I'm not here to lecture about what we need to do to change the system. But I do think it's worth turning a mirror back to ourselves to understand the system that we operate within. More importantly, I want to foster the ability to empathize and see things from a different point of view. By putting ourselves in another person's shoes, particularly the shoes of someone outside the homogeneous majority, we can start changing our systemic biases.
There are many situations where the majority of the population is of one specific age, gender, class, race, or other social grouping. But I can only speak to what I know, and what I know stems from my experience in high-tech companies and startups. Both of which are extraordinarily male-dominated.

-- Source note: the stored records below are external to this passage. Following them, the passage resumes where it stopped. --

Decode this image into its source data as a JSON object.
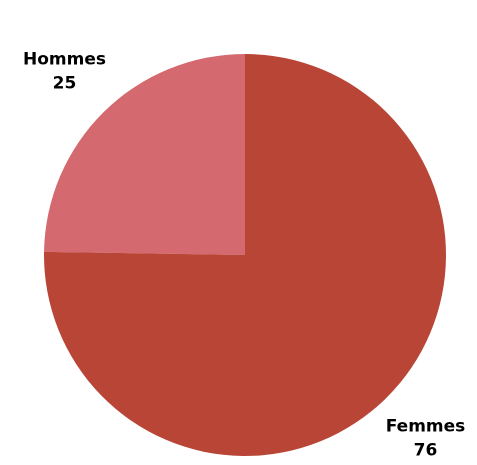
{
  "chart_data": {
    "type": "pie",
    "categories": [
      "Hommes",
      "Femmes"
    ],
    "values": [
      25,
      76
    ],
    "colors": [
      "#d46a70",
      "#b84536"
    ]
  }
}
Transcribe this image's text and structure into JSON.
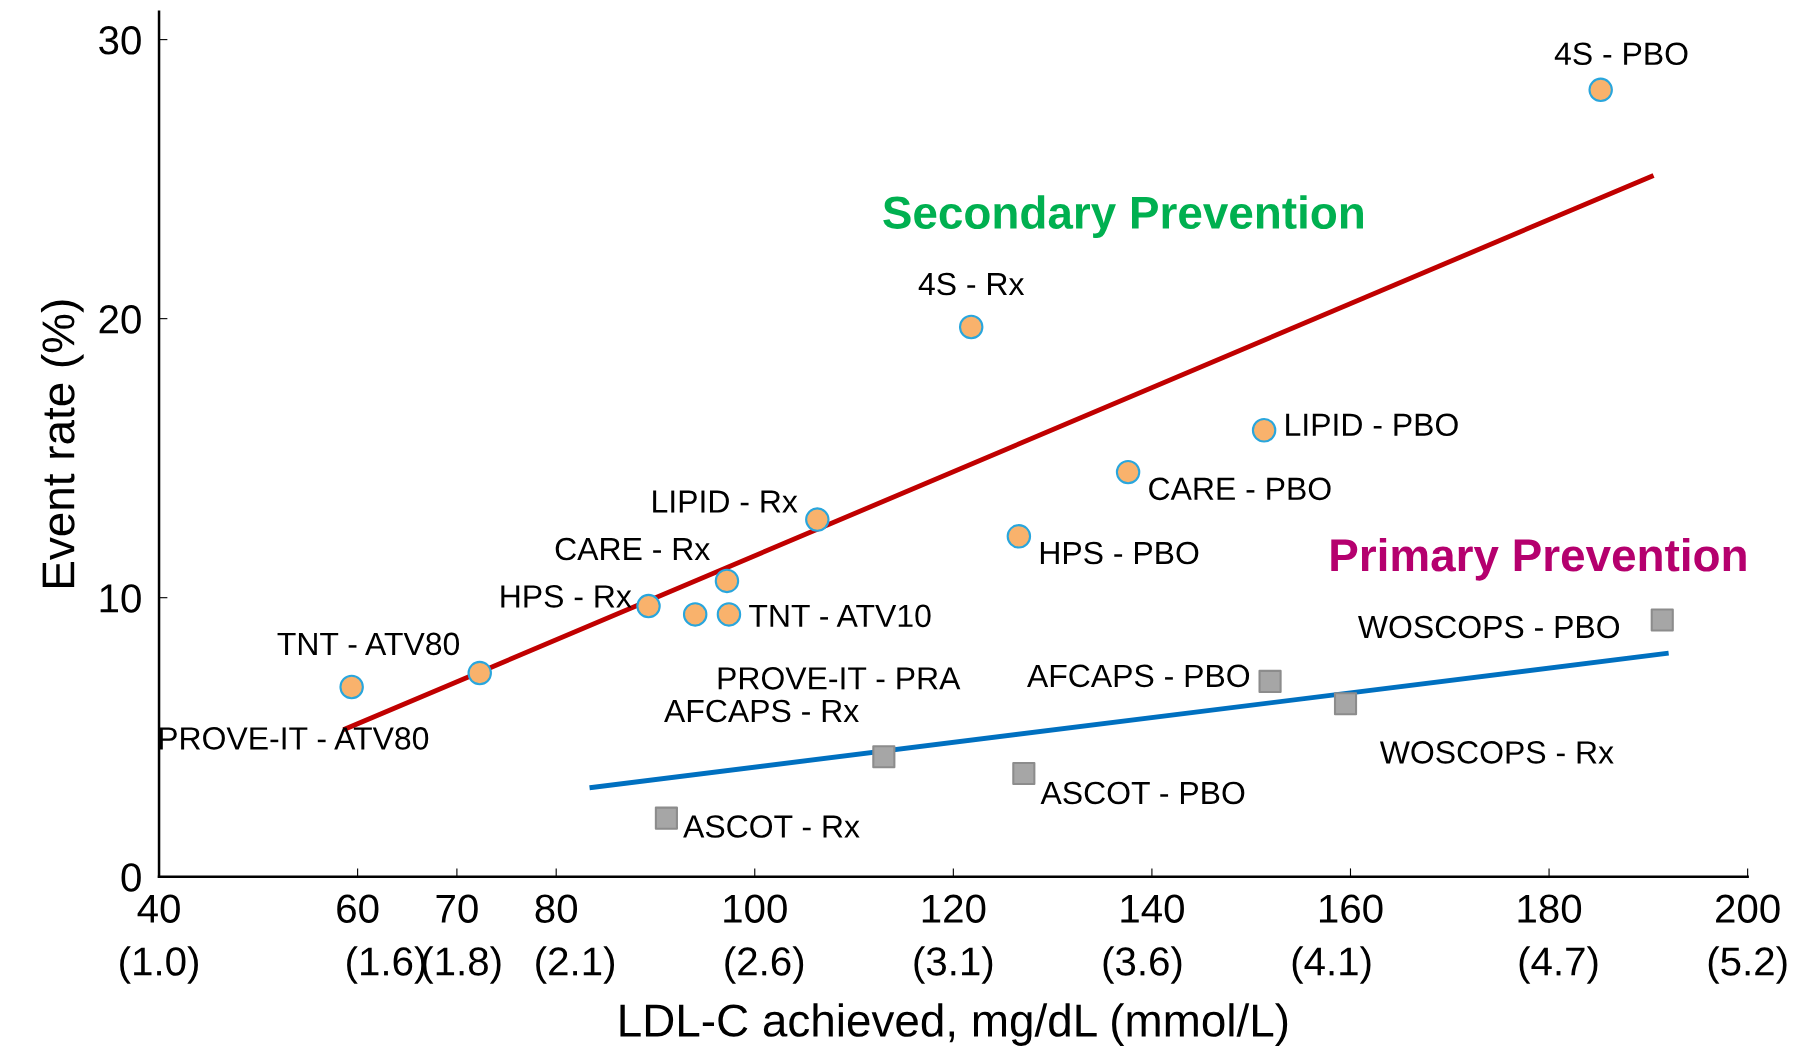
{
  "chart_data": {
    "type": "scatter",
    "xlabel": "LDL-C achieved, mg/dL (mmol/L)",
    "ylabel": "Event rate (%)",
    "xlim": [
      40,
      200
    ],
    "ylim": [
      0,
      31
    ],
    "xticks": [
      40,
      60,
      70,
      80,
      100,
      120,
      140,
      160,
      180,
      200
    ],
    "x2lim": [
      1.0,
      5.2
    ],
    "x2ticks": [
      {
        "value": 1.0,
        "label": "(1.0)"
      },
      {
        "value": 1.6,
        "label": "(1.6)"
      },
      {
        "value": 1.8,
        "label": "(1.8)"
      },
      {
        "value": 2.1,
        "label": "(2.1)"
      },
      {
        "value": 2.6,
        "label": "(2.6)"
      },
      {
        "value": 3.1,
        "label": "(3.1)"
      },
      {
        "value": 3.6,
        "label": "(3.6)"
      },
      {
        "value": 4.1,
        "label": "(4.1)"
      },
      {
        "value": 4.7,
        "label": "(4.7)"
      },
      {
        "value": 5.2,
        "label": "(5.2)"
      }
    ],
    "yticks": [
      0,
      10,
      20,
      30
    ],
    "grid": false,
    "legend": false,
    "series": [
      {
        "type": "line",
        "color": "#c00000",
        "x": [
          58.8,
          190.3
        ],
        "values": [
          5.3,
          25.1
        ],
        "marker": "none"
      },
      {
        "type": "line",
        "color": "#0070c0",
        "x": [
          83.6,
          191.8
        ],
        "values": [
          3.2,
          8.0
        ],
        "marker": "none"
      },
      {
        "type": "scatter",
        "color": "#f9b26c",
        "marker": "circle",
        "x": [
          59.4,
          72.3,
          89.3,
          94.0,
          97.4,
          97.2,
          106.3,
          121.8,
          126.6,
          137.6,
          151.3,
          185.2
        ],
        "values": [
          6.8,
          7.3,
          9.7,
          9.4,
          9.4,
          10.6,
          12.8,
          19.7,
          12.2,
          14.5,
          16.0,
          28.2
        ]
      },
      {
        "type": "scatter",
        "color": "#a6a6a6",
        "marker": "square",
        "x": [
          91.1,
          113.0,
          127.1,
          151.9,
          159.5,
          191.4
        ],
        "values": [
          2.1,
          4.3,
          3.7,
          7.0,
          6.2,
          9.2
        ]
      }
    ],
    "annotations": [
      {
        "text": "PROVE-IT - ATV80",
        "x": 59.4,
        "y": 6.8
      },
      {
        "text": "TNT - ATV80",
        "x": 72.3,
        "y": 7.3
      },
      {
        "text": "HPS - Rx",
        "x": 89.3,
        "y": 9.7
      },
      {
        "text": "PROVE-IT - PRA",
        "x": 94.0,
        "y": 9.4
      },
      {
        "text": "TNT - ATV10",
        "x": 97.4,
        "y": 9.4
      },
      {
        "text": "CARE - Rx",
        "x": 97.2,
        "y": 10.6
      },
      {
        "text": "LIPID - Rx",
        "x": 106.3,
        "y": 12.8
      },
      {
        "text": "4S - Rx",
        "x": 121.8,
        "y": 19.7
      },
      {
        "text": "HPS - PBO",
        "x": 126.6,
        "y": 12.2
      },
      {
        "text": "CARE - PBO",
        "x": 137.6,
        "y": 14.5
      },
      {
        "text": "LIPID - PBO",
        "x": 151.3,
        "y": 16.0
      },
      {
        "text": "4S - PBO",
        "x": 185.2,
        "y": 28.2
      },
      {
        "text": "ASCOT - Rx",
        "x": 91.1,
        "y": 2.1
      },
      {
        "text": "AFCAPS - Rx",
        "x": 113.0,
        "y": 4.3
      },
      {
        "text": "ASCOT - PBO",
        "x": 127.1,
        "y": 3.7
      },
      {
        "text": "AFCAPS - PBO",
        "x": 151.9,
        "y": 7.0
      },
      {
        "text": "WOSCOPS - Rx",
        "x": 159.5,
        "y": 6.2
      },
      {
        "text": "WOSCOPS - PBO",
        "x": 191.4,
        "y": 9.2
      },
      "Secondary Prevention",
      "Primary Prevention"
    ]
  }
}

I was in an executive review at a large software company in the Seattle area last week. There were 20 or so people in the room. Two were women: myself, and the VP's administrative assistant. This situation is not unfamiliar to me, or to many women in tech. But it's hard to communicate how this gender imbalance feels to men, who (in these companies) are almost always in the majority. It's certainly not their fault, but it would be interesting if they could feel what it is like to be in the inverse situation: giving a presentation to a high-powered female executive, surrounded only by other women executives.

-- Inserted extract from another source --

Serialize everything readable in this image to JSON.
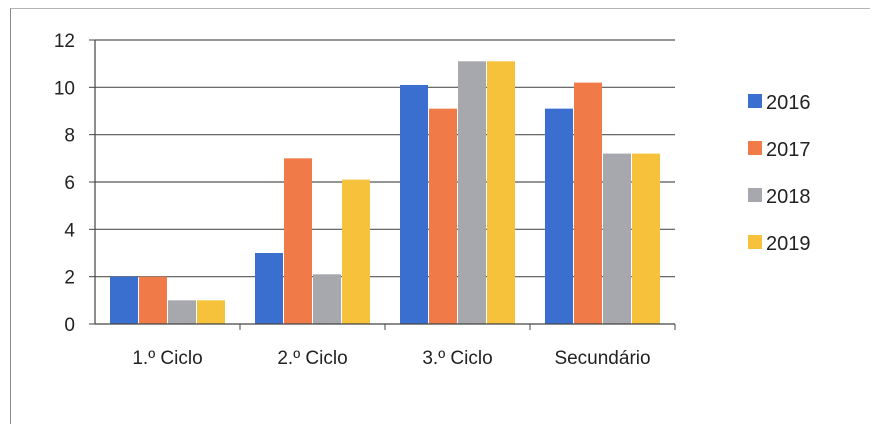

The most frustrating feeling I struggle with is my own sense of credibility. I'm the woman in the group, and I realize that regardless of how progressive or open-minded the other people (men) are, there is an unbiased awareness that I'm different. And that makes me feel quite vulnerable. Not until after I've been able to make several sharp, articulate and well-reasoned comments or contributions do I feel I've "earned" my seat at the table.
That's absurd, I know. I shouldn't feel that way, and I applaud women who don't. But the reality is I feel on guard, as though I have to prove myself, when I'm surrounded by an entire group who is different than myself. The same would go if I was entering a room of twenty 60-year-old women. As the youngest, I'd feel like I had to "earn" my seat at the table.

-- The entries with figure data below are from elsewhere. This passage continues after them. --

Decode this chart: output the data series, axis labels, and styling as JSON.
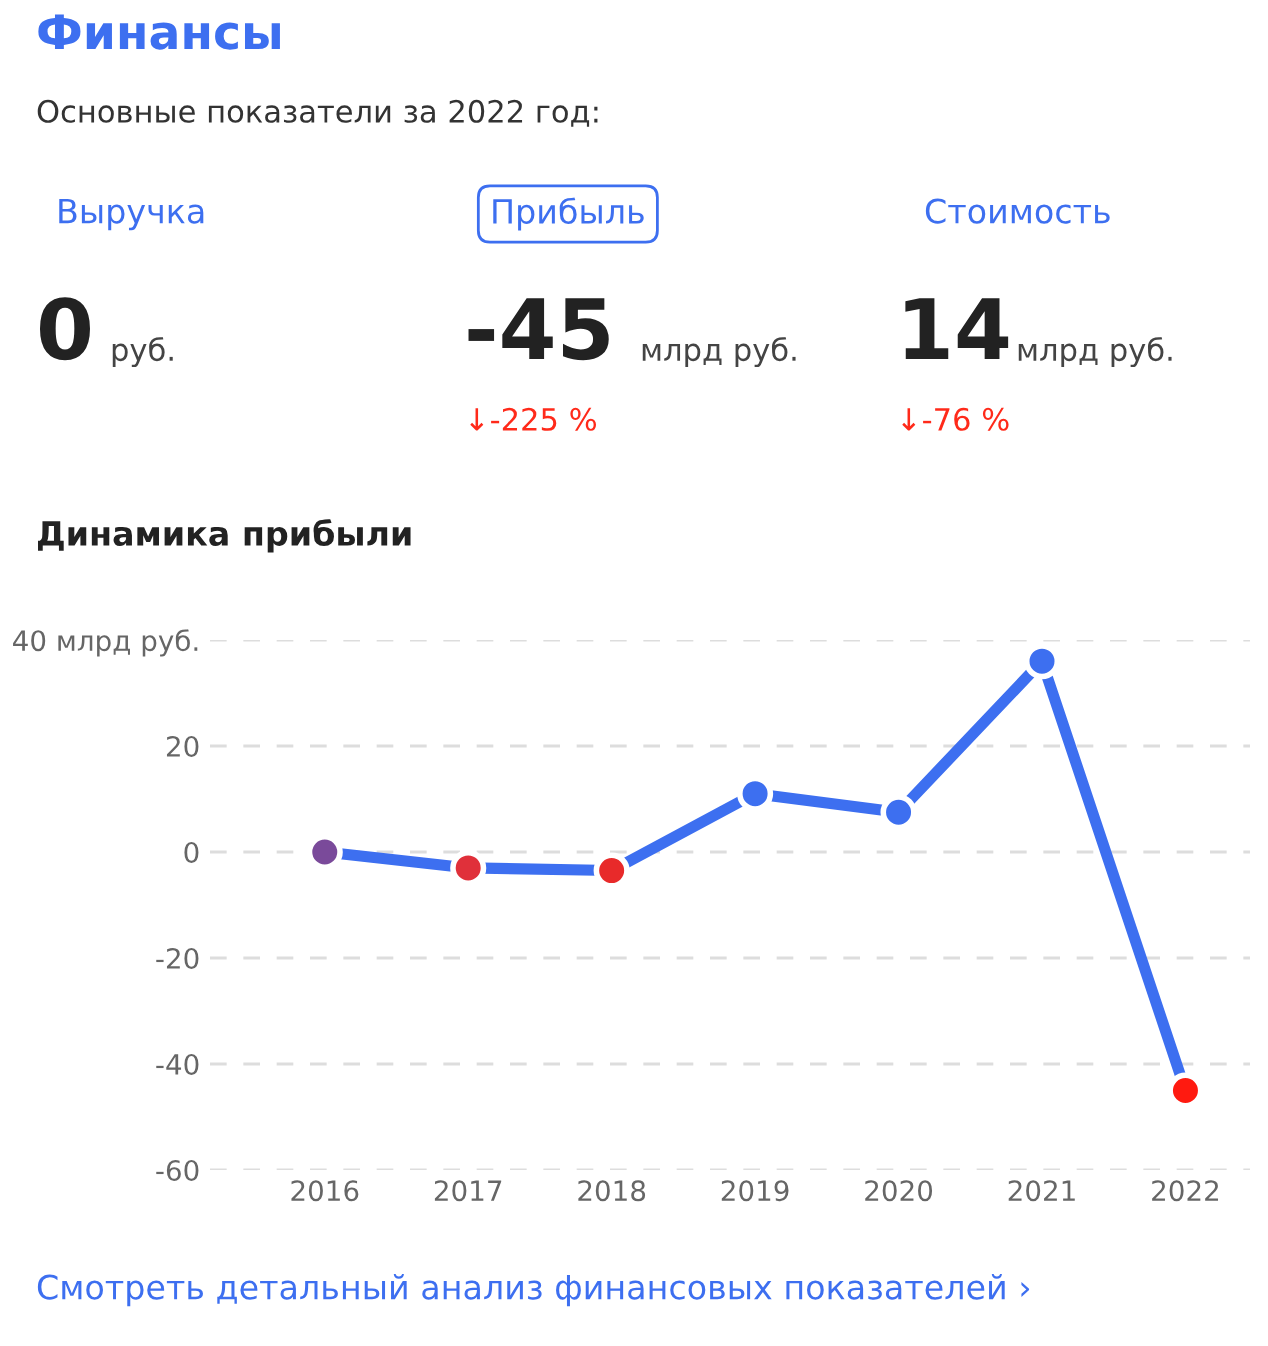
{
  "chart_data": [
    {
      "type": "other",
      "title": "Финансы",
      "subtitle": "Основные показатели за 2022 год:",
      "annotations": [
        "Выручка",
        "0",
        "руб.",
        "Прибыль",
        "-45",
        "млрд руб.",
        "↓-225 %",
        "Стоимость",
        "14",
        "млрд руб.",
        "↓-76 %"
      ]
    },
    {
      "type": "line",
      "title": "Динамика прибыли",
      "categories": [
        "2016",
        "2017",
        "2018",
        "2019",
        "2020",
        "2021",
        "2022"
      ],
      "series": [
        {
          "color": "#3d6ff0",
          "colors": [
            "#7a4a9a",
            "#e0303a",
            "#e82a2a",
            "#3d6ff0",
            "#3d6ff0",
            "#3d6ff0",
            "#ff1a10"
          ],
          "values": [
            0,
            -3,
            -3.5,
            11,
            7.5,
            36,
            -45
          ]
        }
      ],
      "ylim": [
        -60,
        40
      ],
      "yticks": [
        -60,
        -40,
        -20,
        0,
        20,
        {
          "value": 40,
          "label": "40 млрд руб."
        }
      ],
      "grid": "y",
      "marker": "circle",
      "line_style": "solid",
      "annotations": [
        "Смотреть детальный анализ финансовых показателей ›"
      ]
    }
  ]
}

Perhaps that's the analogy to share: for men, imagine if you were stuck inside the body of a twelve-year-old. You looked like you did when you were twelve, but you were as old, intelligent, and experienced as you are today. How would it feel if every time you wanted to make a comment, contribute to the meeting, or even introduce yourself initially to a colleague, you were in your twelve-year-old body? Would you feel less assertive? Would you hesitate before speaking to make sure what you had to say was well thought out and articulate?
Perhaps not. Perhaps you're extraordinarily self-assured. But for the rest of us, it's a good way to think about what it's like for the "different" people in the room.